JawaPos.com – Faktor regenerasi menjadi alasan tim perahu naga DKI Jakarta menyisakan enam kursi kosong. Sisa kuota tengah diperebutkan 26 pedayung muda. Mereka saling bersaing guna mendapatkan tempat di skuad pemusatan latihan daerah (pelatda). 

Keenam sisa kuota itu, masing-masing terbagi tiga sektor putra dan putri. Sedangkan, komposisi tim pelatda sudah dipastikan masih didominasi muka-muka lama. Bahkan, 90 persen dari 15 kuota pada tiap kategori sudah dipastikan menjadi para senior. Rencananya, sisa tiga personil itu akan mengisi cadangan atau penabuh drum.

“Dragon sudah terisi 12 atlet (putra dan putri), tiga sisanya sudah dipastikan untuk junior,” ujar Kepala Bidang Pembinaan dan Prestasi PODSI DKI, Qurrotul Ayun, Kamis (21/2)

Ayun, sapaannya, menururkan, pedayung muda masuk program jangka panjang. Mereka terjaring dari proses seleksi pada musim lalu. Status mereka masih pelajar dari 10 sekolah yang tersebar di tiga wilayah, yakni Jakarta Utara, Jakarta Pusat, dan Jakarta Selatan.

Volume latihan setiap pekannya belum begitu intens. Dalam seminggu, mereka baru menjalani empat sesi latihan. Hal itu disebabkan karena faktor kewajiban akademik. Sedangkan, mereka yang sudah menembus skuad pelatda menjalani 14-16 sesi latihan setiap pekannya.
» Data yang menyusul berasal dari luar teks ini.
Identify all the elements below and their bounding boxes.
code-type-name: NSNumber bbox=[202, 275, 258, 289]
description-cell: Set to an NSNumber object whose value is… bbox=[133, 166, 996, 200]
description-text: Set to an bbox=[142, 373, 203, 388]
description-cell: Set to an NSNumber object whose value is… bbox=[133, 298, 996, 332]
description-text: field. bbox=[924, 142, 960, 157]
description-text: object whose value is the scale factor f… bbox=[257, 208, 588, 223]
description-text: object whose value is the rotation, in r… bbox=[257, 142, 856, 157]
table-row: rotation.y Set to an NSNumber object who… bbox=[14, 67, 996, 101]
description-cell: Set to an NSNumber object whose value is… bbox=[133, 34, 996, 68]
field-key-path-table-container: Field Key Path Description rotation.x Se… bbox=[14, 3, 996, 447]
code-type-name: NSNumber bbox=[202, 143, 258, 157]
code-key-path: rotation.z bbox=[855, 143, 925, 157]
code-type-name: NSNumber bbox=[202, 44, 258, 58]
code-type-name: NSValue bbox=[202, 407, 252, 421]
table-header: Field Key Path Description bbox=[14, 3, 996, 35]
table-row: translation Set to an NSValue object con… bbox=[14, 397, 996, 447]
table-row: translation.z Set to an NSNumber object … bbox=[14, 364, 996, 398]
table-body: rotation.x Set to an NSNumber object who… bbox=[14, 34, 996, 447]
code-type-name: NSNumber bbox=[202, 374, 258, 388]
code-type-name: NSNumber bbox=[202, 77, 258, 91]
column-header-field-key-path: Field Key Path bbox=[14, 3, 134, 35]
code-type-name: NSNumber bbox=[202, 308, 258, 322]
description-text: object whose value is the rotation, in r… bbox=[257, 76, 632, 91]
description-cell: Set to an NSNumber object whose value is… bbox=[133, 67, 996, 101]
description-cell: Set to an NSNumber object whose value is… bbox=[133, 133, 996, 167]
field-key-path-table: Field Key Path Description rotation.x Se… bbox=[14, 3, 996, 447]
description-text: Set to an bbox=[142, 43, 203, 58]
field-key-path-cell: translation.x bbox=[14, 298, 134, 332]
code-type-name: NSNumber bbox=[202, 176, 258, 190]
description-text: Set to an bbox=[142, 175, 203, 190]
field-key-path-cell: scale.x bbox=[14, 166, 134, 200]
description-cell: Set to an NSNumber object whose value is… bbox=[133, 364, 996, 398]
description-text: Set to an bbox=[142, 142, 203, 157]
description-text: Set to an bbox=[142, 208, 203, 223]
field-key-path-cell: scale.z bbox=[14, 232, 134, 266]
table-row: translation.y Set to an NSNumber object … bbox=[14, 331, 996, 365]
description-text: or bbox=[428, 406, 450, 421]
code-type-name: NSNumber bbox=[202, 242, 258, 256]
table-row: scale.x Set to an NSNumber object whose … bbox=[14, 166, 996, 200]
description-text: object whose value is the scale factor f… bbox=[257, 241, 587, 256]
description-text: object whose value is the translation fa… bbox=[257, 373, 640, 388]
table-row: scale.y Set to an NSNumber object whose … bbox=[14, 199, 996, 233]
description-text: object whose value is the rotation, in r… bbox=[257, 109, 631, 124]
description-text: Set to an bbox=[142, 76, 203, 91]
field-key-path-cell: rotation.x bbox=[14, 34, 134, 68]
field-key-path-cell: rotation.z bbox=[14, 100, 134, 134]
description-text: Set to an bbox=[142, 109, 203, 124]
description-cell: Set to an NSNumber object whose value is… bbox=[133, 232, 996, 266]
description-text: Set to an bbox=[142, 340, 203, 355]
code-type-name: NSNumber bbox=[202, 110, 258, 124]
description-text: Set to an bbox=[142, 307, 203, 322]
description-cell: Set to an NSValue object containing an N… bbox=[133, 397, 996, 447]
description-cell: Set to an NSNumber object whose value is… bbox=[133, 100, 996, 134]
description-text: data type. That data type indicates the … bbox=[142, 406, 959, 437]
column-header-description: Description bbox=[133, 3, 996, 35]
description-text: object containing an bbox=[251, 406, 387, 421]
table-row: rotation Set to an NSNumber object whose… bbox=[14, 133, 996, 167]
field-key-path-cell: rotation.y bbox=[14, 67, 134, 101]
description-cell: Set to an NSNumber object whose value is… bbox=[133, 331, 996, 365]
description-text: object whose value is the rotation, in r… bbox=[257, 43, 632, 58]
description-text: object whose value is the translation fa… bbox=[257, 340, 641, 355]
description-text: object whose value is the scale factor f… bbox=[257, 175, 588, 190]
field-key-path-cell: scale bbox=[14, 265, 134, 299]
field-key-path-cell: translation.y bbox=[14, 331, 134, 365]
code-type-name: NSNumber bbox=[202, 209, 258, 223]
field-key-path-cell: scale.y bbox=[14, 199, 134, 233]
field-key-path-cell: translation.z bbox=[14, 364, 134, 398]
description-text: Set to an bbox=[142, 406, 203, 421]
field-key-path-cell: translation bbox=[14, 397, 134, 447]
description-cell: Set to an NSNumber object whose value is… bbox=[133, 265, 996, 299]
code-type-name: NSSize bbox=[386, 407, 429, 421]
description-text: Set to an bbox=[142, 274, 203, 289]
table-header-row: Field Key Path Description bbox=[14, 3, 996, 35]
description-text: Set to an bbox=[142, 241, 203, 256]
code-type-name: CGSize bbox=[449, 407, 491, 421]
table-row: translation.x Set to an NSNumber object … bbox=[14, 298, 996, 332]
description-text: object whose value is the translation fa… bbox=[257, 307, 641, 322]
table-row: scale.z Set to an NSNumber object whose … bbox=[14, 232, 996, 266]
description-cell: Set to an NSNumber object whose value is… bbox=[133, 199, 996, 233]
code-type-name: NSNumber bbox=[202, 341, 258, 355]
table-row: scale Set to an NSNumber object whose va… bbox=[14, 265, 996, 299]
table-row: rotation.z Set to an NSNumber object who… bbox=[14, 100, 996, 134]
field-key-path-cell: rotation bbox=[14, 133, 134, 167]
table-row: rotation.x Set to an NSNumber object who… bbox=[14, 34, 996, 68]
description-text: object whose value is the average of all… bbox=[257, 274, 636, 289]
Ayun menuturkan, pedayung muda masih memerlukan jam latihan panjang. Faktor keseragaman gerakan masih menjadi prioritas utama. Disusul daya tahan dan kecepatan di atas boat. “Dari penekanan ini ternyata semakin peluang, berarti mereka berpotensi mengisi sisa personil,” katanya.
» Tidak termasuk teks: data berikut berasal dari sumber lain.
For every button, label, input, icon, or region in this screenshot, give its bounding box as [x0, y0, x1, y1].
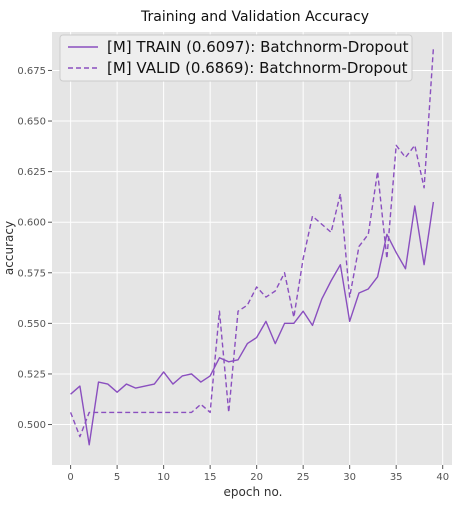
x-tick-label: 0 — [67, 472, 73, 483]
x-tick-label: 35 — [390, 472, 403, 483]
x-tick-label: 40 — [436, 472, 449, 483]
y-tick-label: 0.550 — [17, 319, 46, 330]
legend-label-train: [M] TRAIN (0.6097): Batchnorm-Dropout — [107, 38, 409, 56]
legend: [M] TRAIN (0.6097): Batchnorm-Dropout [M… — [59, 34, 413, 82]
series-line-train — [70, 201, 435, 446]
x-axis-label: epoch no. — [224, 485, 283, 499]
x-tick-label: 20 — [250, 472, 263, 483]
legend-label-valid: [M] VALID (0.6869): Batchnorm-Dropout — [107, 59, 408, 77]
y-tick-label: 0.650 — [17, 117, 46, 128]
legend-box — [59, 34, 413, 82]
series-layer — [69, 48, 435, 446]
series-line-valid — [69, 48, 435, 438]
y-tick-label: 0.675 — [17, 66, 46, 77]
y-tick-label: 0.575 — [17, 268, 46, 279]
grid — [52, 32, 452, 465]
chart-title: Training and Validation Accuracy — [140, 9, 369, 25]
y-tick-label: 0.525 — [17, 369, 46, 380]
x-tick-label: 25 — [297, 472, 310, 483]
x-tick-label: 30 — [343, 472, 356, 483]
plot-area — [52, 32, 452, 465]
y-axis-label: accuracy — [2, 221, 16, 275]
x-tick-label: 5 — [114, 472, 120, 483]
y-tick-label: 0.625 — [17, 167, 46, 178]
y-axis-ticks: 0.500 0.525 0.550 0.575 0.600 0.625 0.650 0.675 — [17, 66, 52, 431]
x-tick-label: 10 — [157, 472, 170, 483]
x-tick-label: 15 — [204, 472, 217, 483]
y-tick-label: 0.600 — [17, 218, 46, 229]
y-tick-label: 0.500 — [17, 420, 46, 431]
x-axis-ticks: 0 5 10 15 20 25 30 35 40 — [67, 465, 449, 483]
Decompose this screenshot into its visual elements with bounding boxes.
Sementara itu, pelatih Pusat Pelatihan Olahraga Pelajar (PPOP) dayung DKI, Andri Sugiarto mengatakan, mereka masuk dalam pengawasan sejak enam bulan silam. Andri memastikan, penilaian skuad pelatda objektif. Bahkan, senior bisa tergeser jika tak mampu menunjukan perkembangannya. Karena itu, pihaknya berharap pedayung muda mampu memaksimalkan jalur persaingan.

“Kami objektif, semakin mereka bagus, semakin ketat persaingannya. Begitu juga dengan senior, mereka lengah bakal tergeser oleh junior,” jelas Andri.